AI experts are deeply concerned about Elon Musk's relationship with Trump

Yann LeCunBusiness Insider/Sam SheadFacebook’s head of AI Research Yann LeCun.

High-profile members of the artificial intelligence (AI) community are concerned about President Donald Trump’s relationship with Tesla billionaire Elon Musk.

In addition to serving on Trump’s economic advisory team, Musk was recently named to Trump’s “Manufacturing Jobs Initiative,” a forum of notable businesses executives that will “be called upon to meet with the president frequently to share their specific experience and knowledge.”

Yann LeCun, Facebook’s head of AI, urged Musk to stop advising Trump on Sunday.

“You are an advisor to Trump. Quit. If you stay, fight and know that this will hurt your legacy regardless,” said LeCun.

LeCun’s comment on Twitter came after Musk tweeted that he would take industry concerns about immigration to Trump’s business advisory council, where he serves.

Google DeepMind scientist and Oxford University professor Nando de Freitas praised LeCun for asking Musk to quit his role, before going on to question whether Musk is helping Trump on matters relating to AI.

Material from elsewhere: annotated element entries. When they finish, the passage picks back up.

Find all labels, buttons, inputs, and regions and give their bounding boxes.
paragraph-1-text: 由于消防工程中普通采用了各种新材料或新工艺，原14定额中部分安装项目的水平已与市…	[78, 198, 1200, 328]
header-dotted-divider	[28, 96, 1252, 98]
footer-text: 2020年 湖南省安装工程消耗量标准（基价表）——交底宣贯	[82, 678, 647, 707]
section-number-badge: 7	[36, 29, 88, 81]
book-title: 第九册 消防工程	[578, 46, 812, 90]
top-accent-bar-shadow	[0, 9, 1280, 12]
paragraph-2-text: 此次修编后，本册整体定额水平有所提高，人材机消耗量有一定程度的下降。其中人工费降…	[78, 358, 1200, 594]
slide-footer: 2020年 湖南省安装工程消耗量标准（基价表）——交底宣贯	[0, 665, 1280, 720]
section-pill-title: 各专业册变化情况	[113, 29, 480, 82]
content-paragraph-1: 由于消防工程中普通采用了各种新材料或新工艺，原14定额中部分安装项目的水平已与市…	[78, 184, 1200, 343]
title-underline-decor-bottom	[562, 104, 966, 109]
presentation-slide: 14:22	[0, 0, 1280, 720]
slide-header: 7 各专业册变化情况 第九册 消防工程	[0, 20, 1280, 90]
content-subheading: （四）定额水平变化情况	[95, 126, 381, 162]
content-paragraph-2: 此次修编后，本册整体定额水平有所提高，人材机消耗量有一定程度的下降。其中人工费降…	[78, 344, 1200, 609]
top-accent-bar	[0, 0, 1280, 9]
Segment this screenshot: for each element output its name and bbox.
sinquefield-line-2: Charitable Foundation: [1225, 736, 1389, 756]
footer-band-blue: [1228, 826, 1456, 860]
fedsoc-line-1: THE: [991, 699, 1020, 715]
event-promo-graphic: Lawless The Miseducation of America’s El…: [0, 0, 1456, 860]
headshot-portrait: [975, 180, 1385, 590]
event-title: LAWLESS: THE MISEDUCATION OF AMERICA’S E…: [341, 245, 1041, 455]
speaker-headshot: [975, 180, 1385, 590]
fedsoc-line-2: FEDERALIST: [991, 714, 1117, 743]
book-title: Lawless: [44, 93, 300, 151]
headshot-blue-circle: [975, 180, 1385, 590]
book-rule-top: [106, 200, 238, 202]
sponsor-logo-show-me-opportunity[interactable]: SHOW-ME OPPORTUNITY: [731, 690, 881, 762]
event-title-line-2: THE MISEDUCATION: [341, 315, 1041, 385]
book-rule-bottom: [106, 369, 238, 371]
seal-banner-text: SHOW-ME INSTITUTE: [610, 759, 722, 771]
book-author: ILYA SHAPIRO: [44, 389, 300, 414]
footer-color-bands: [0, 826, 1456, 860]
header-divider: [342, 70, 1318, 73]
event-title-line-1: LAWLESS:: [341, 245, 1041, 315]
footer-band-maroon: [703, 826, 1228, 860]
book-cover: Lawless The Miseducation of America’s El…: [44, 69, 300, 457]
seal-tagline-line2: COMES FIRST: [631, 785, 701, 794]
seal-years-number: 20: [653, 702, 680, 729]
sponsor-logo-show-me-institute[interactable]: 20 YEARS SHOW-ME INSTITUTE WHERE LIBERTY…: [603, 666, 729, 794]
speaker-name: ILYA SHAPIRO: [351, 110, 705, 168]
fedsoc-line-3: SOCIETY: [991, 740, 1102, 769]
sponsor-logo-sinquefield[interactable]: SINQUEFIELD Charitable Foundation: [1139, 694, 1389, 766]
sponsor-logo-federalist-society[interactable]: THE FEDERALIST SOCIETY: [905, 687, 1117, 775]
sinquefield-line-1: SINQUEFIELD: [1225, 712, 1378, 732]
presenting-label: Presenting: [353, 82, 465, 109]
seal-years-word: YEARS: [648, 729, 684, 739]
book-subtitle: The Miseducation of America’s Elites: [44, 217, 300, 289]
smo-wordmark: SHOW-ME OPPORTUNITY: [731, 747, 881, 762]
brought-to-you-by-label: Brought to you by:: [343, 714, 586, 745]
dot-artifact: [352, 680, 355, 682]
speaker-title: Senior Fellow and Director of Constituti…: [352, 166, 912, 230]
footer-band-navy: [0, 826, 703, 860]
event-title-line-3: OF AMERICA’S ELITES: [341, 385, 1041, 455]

“The real danger of AI is @elonmusk helping Trump with it,” said de Freitas on Twitter. He also asked whether employees at OpenAI, Musk’s AI research firm, were comfortable with their leader working with Trump.

Other people on Twitter, including Ethan Caballero, a research scientist at Californian AI firm Talla, opposed LeCun’s comments, saying that Musk should make the most of his access to the President.

Although Musk is an advisor to Trump, he has been quick to condemn the president’s immigration ban that was enforced on Friday.

” The blanket entry ban on citizens from certain primarily Muslim countries is not the best way to address the country’s challenges,” said Musk on Twitter.

The executive order on immigration bars citizens of seven Muslim-majority countries from entering the US for at least 90 days, and there is ongoing confusion as to whether that includes dual-nationality citzens too.

Andrew Ng, chief scientist of Chinese tech giant Baidu, said that NIPS, one of the world’s most most prominent AI conferences, should no longer be held in the US if the Muslim ban remains in place. A petition has been launched to change the conference location and over 300 people have signed it.